We tightened every workflow. Default permissions are now read-only unless a job proves it needs more:

 1permissions:
 2  contents: read

Jobs that publish images get only what's necessary:

 1permissions:
 2  contents: read
 3  packages: write
 4  id-token: write

Nothing else. No blanket write access on test jobs, no inherited token scopes because a starter template included them. We also moved secrets out of workflows that don't need them, disabled untrusted pull request access to sensitive jobs, pinned third-party actions to full commit SHAs, and banned pull_request_target except in narrowly reviewed cases. That event is a footgun.

One specific mitigation mattered a lot, dependency install happens in a job with no deploy credentials, no package publish token, and no write permission to the repo. Build artifacts move forward only after policy checks pass. If install-time malware runs in that first stage, it hits a wall instead of a hallway.

Runtime mitigations matter too. Our production images are built once, promoted unchanged, and run with a read-only root filesystem where the platform supports it. Egress is constrained. Containers don't need to reach arbitrary hosts. Next.js servers don't get shell tools unless there's a compelling reason, and there usually isn't. A lot of supply-chain hardening advice stops at package install. The smarter move is assuming one layer fails, then making the next pivot expensive.

We wrote the policy the same afternoon because vague security intentions decay fast. The current rules for our Next.js projects are blunt, and I prefer blunt rules to elegant exceptions nobody remembers six months later.

Every repo must use a committed lockfile, CI uses pnpm install --frozen-lockfile --ignore-scripts --prefer-offline or npm ci --ignore-scripts --prefer-offline, lifecycle hooks are denied unless allowlisted, third-party GitHub Actions are pinned by SHA, workflow permissions default to contents: read, and dependency updates get a generated risk summary attached to the pull request. Internal packages must publish through signed CI workflows. Builds that need scripts run them in a second stage with no secrets and with the exact package names documented.
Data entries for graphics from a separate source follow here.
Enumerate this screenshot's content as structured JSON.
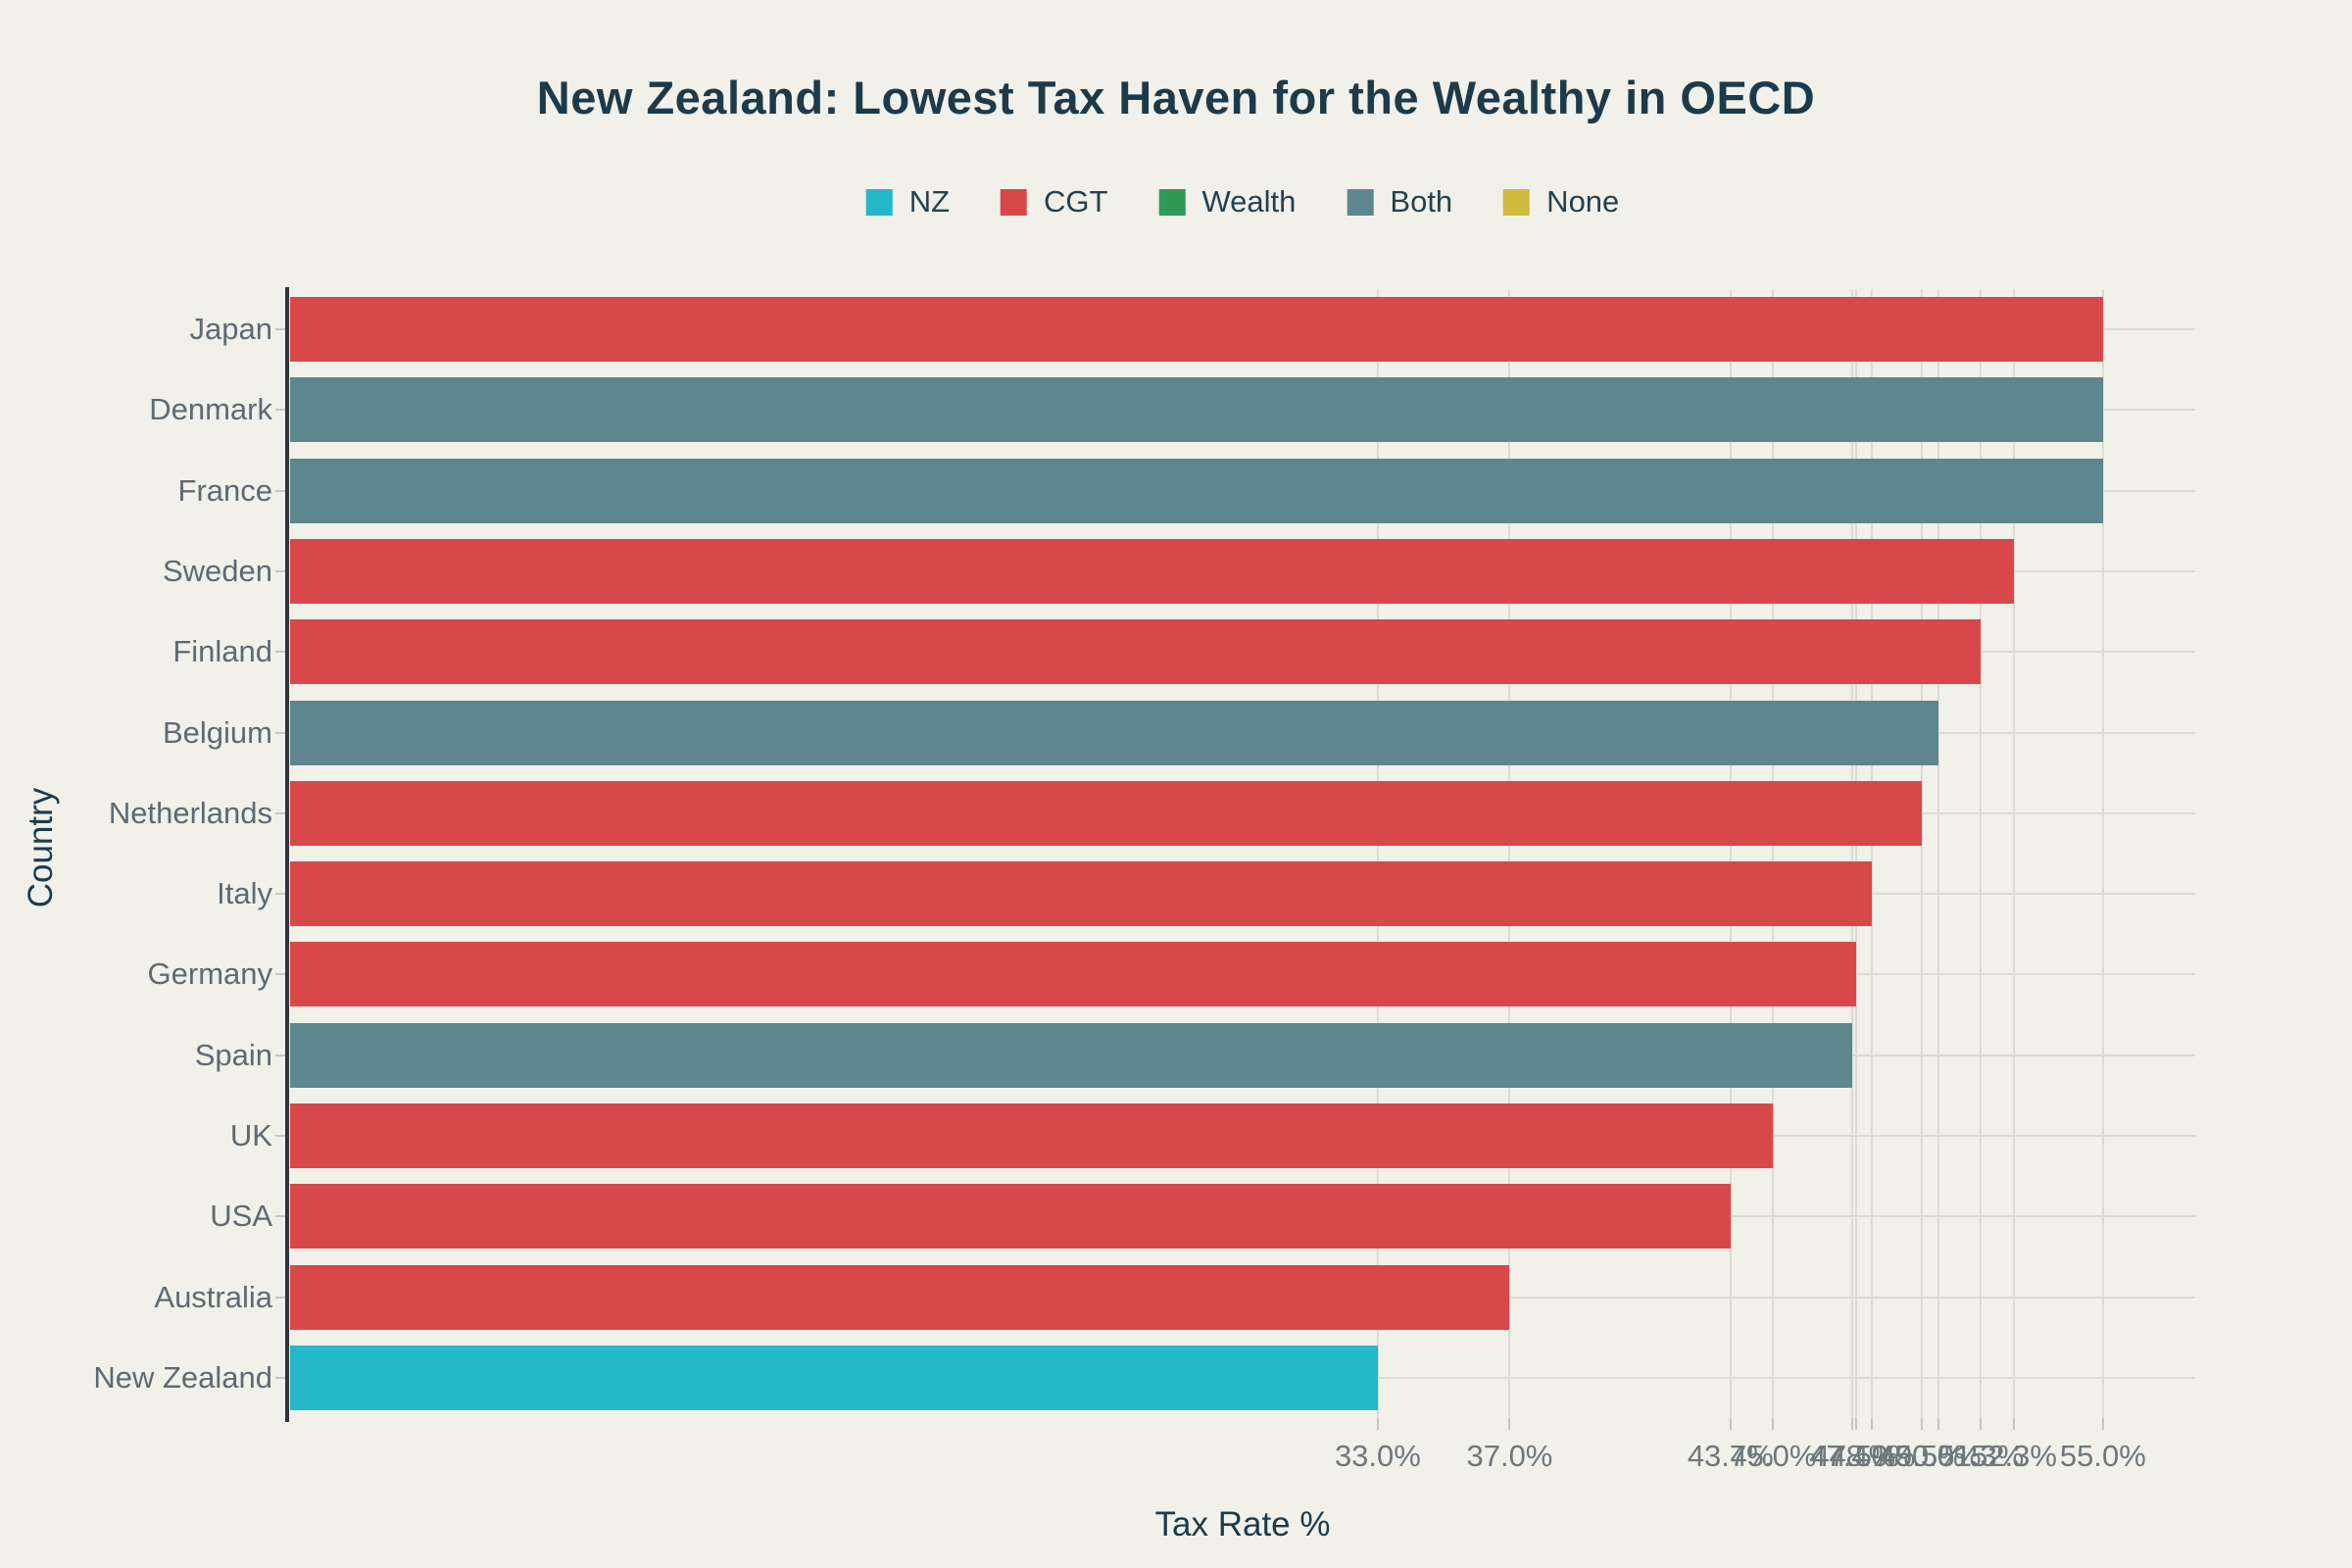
{
  "title": "New Zealand: Lowest Tax Haven for the Wealthy in OECD",
  "theme": {
    "background": "#f1f1ea",
    "title_color": "#1c3a4a",
    "axis_title_color": "#1d3b4b",
    "y_label_color": "#5d6a73",
    "x_tick_color": "#6e777d",
    "grid_color": "#dcdad2",
    "axis_line_color": "#2e3438",
    "tick_mark_color": "#c8c6be"
  },
  "chart_data": {
    "type": "bar",
    "orientation": "horizontal",
    "title": "New Zealand: Lowest Tax Haven for the Wealthy in OECD",
    "xlabel": "Tax Rate %",
    "ylabel": "Country",
    "xlim": [
      0,
      57.8
    ],
    "grid": true,
    "legend_position": "top-center",
    "categories": [
      "Japan",
      "Denmark",
      "France",
      "Sweden",
      "Finland",
      "Belgium",
      "Netherlands",
      "Italy",
      "Germany",
      "Spain",
      "UK",
      "USA",
      "Australia",
      "New Zealand"
    ],
    "values": [
      55.0,
      55.0,
      55.0,
      52.3,
      51.3,
      50.0,
      49.5,
      48.0,
      47.5,
      47.4,
      45.0,
      43.7,
      37.0,
      33.0
    ],
    "groups": [
      "CGT",
      "Both",
      "Both",
      "CGT",
      "CGT",
      "Both",
      "CGT",
      "CGT",
      "CGT",
      "Both",
      "CGT",
      "CGT",
      "CGT",
      "NZ"
    ],
    "x_ticks": [
      33.0,
      37.0,
      43.7,
      45.0,
      47.4,
      47.5,
      48.0,
      49.5,
      50.0,
      51.3,
      52.3,
      55.0
    ],
    "x_tick_labels": [
      "33.0%",
      "37.0%",
      "43.7%",
      "45.0%",
      "47.4%",
      "47.5%",
      "48.0%",
      "49.5%",
      "50.0%",
      "51.3%",
      "52.3%",
      "55.0%"
    ],
    "legend": [
      {
        "label": "NZ",
        "color": "#24b6c9"
      },
      {
        "label": "CGT",
        "color": "#d8484a"
      },
      {
        "label": "Wealth",
        "color": "#2e9956"
      },
      {
        "label": "Both",
        "color": "#5e868e"
      },
      {
        "label": "None",
        "color": "#d3b93f"
      }
    ],
    "colors": {
      "NZ": "#24b6c9",
      "CGT": "#d8484a",
      "Wealth": "#2e9956",
      "Both": "#5e868e",
      "None": "#d3b93f"
    }
  }
}
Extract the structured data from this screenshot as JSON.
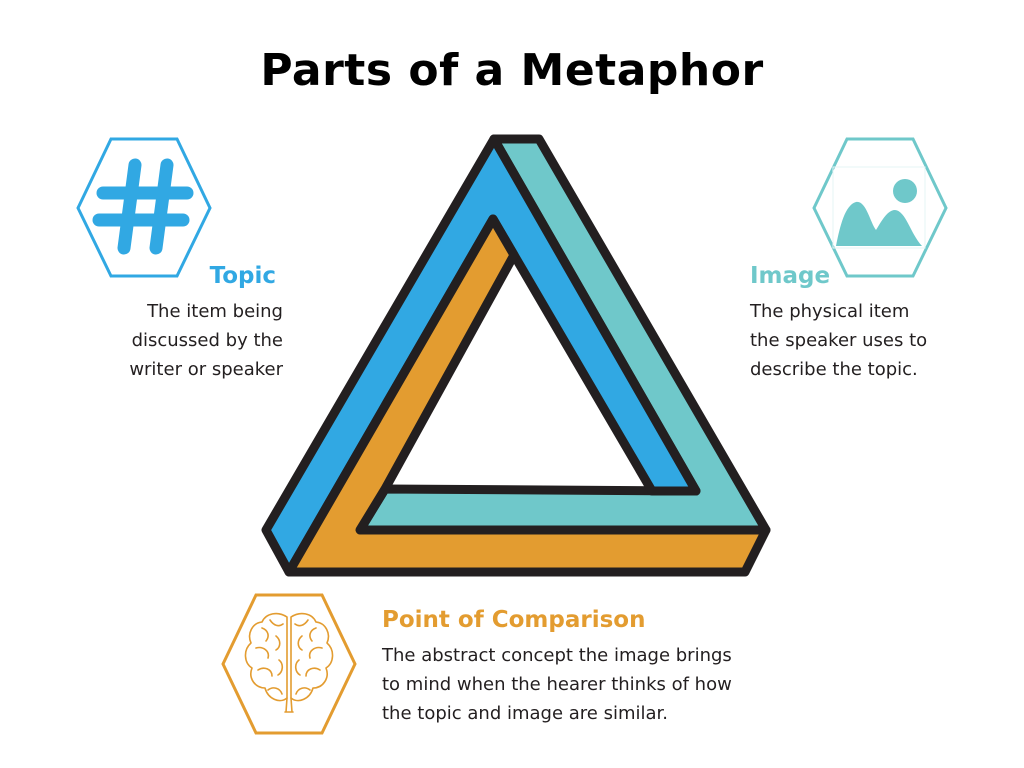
{
  "title": "Parts of a Metaphor",
  "colors": {
    "topic": "#31a8e3",
    "image": "#6fc8ca",
    "point_of_comparison": "#e39c30",
    "outline": "#231f20"
  },
  "topic": {
    "heading": "Topic",
    "lines": [
      "The item being",
      "discussed by the",
      "writer or speaker"
    ],
    "icon": "hashtag-icon"
  },
  "image": {
    "heading": "Image",
    "lines": [
      "The physical item",
      "the speaker uses to",
      "describe the topic."
    ],
    "icon": "picture-icon"
  },
  "point_of_comparison": {
    "heading": "Point of Comparison",
    "lines": [
      "The abstract concept the image brings",
      "to mind when the hearer thinks of how",
      "the topic and image are similar."
    ],
    "icon": "brain-icon"
  },
  "center_graphic": "penrose-triangle-icon"
}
We also added a tiny check that catches one of the dumbest, most common mistakes, accidental lockfile drift from a developer using a different package manager or a different major version. If packageManager in package.json says pnpm, CI fails on npm-generated changes. If the repo expects npm, a stray pnpm-lock.yaml is a hard stop. Mixed tooling produces messy diffs, and messy diffs hide bad things.

None of this is exotic. That's the point. You can wire it into a real team without turning delivery into a ceremony marathon. At steezr we still ship quickly, for startups, internal systems, AI-heavy products, native apps, the whole spread, and speed survives just fine once the defaults are sane. What doesn't survive is the fantasy that npm install is a harmless setup step. It's remote code execution against your build chain, wrapped in a convenience command, and it deserves to be treated that way every single time.